We’ve been looking since middle of June, and it’s becoming frustrating. Neither of us thought it would be this hard. What we’re finding is that the supply is actually decreasing due to the moratorium placed on banks from foreclosing and likely in part due to homeowners not selling at this time. The demand is also increasing, specifically in our price range and in our area which is admittedly in higher demand then other parts of the country. Our price range is clearly the target price for most people within our area, it’s what I’d dub the “thanks greedy banks! Now even I can afford a house on a Wal-Mart Salary!!” budget. Note, I do not work at Wal-Mart and I do not know how much they make there it’s a metaphor.
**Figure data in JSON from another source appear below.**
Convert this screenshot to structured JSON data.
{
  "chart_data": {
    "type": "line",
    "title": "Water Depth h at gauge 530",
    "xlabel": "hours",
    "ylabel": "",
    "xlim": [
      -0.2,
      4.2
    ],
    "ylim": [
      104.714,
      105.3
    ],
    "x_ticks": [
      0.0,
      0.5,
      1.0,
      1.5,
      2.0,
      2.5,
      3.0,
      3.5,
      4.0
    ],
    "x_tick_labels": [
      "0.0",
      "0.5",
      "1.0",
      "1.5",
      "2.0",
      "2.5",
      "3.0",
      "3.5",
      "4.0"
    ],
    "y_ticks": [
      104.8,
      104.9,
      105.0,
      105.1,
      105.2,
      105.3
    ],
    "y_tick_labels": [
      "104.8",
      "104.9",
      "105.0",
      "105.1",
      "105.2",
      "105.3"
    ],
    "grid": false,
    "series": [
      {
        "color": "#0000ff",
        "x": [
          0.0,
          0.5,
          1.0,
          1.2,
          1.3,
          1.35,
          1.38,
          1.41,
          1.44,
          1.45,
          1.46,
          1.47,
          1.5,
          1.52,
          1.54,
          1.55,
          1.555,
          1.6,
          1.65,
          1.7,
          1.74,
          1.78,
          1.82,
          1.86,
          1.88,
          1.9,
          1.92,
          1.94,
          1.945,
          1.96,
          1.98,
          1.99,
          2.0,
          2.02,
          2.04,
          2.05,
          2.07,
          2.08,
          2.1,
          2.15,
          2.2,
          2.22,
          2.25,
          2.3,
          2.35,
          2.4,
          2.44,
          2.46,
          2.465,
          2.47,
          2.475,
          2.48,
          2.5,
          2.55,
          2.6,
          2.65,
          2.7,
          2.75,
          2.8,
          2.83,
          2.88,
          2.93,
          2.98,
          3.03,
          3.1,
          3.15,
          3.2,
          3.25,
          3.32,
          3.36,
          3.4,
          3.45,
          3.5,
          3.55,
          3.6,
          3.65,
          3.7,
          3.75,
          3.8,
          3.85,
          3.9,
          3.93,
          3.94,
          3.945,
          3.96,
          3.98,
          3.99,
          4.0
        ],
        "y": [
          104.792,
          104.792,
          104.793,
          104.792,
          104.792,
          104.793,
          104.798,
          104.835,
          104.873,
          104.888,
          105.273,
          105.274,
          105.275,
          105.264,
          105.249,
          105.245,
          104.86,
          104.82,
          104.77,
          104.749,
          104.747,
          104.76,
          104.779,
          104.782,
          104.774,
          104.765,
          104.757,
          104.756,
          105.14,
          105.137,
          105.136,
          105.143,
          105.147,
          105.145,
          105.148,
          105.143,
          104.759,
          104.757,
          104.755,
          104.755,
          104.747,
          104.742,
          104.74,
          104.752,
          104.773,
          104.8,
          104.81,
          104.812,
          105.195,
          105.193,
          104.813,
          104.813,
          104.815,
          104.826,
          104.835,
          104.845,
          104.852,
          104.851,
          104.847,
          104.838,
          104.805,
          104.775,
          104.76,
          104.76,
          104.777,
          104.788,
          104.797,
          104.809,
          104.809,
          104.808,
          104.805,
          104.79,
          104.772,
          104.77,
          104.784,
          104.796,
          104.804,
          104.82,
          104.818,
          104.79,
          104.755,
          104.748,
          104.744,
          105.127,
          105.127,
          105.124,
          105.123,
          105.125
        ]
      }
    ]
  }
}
We are checking out more houses tonight, my fingers are crossed that we can get in a bid before the house sells under our feet. Lastly, I am praying that the meth lab moved to another neighborhood than the ones we’re looking into… Anyone else out there having problems trying to buy their first house?

Wednesday, August 5, 2009

A voice to the song

Super long time no post. Here’s the deal, I’m trying to find my voice for this blog. I’ve sporadically blogged on livejournal since roughly 2003, with posts ranging from silly commentary, stories and poems to the angst of the day. There was randomly any consistency, or follow-through, as they were little shout-outs from my day. I treated it much like a twitter account, pre-twitter. Of course, there is really nothing wrong with that especially since I was only writing for myself.

For this blog, I am still writing for me. But not the me of today, or really tomorrow, more like the me of five or more years from now. In five years I want to look back and remember who I am today and all the things that got me to the destination of five years in the future. So there will still be a little bit of randomness, cause life is chock full of it, and a little bit of silliness. I might also share a recipe or two, keep in mind that I’m no Pioneer Woman (no matter how much I wish otherwise) and can’t seem to take pictures while trying to prevent dinner from erupting into flames. It’s that hand-eye-coordination thing I lack. I’ll be feeling my way around here for a bit, if you join along for the ride I hope you enjoy it and find something to relate to.

While you’re here share a story. Tell me, how did you find your writing voice?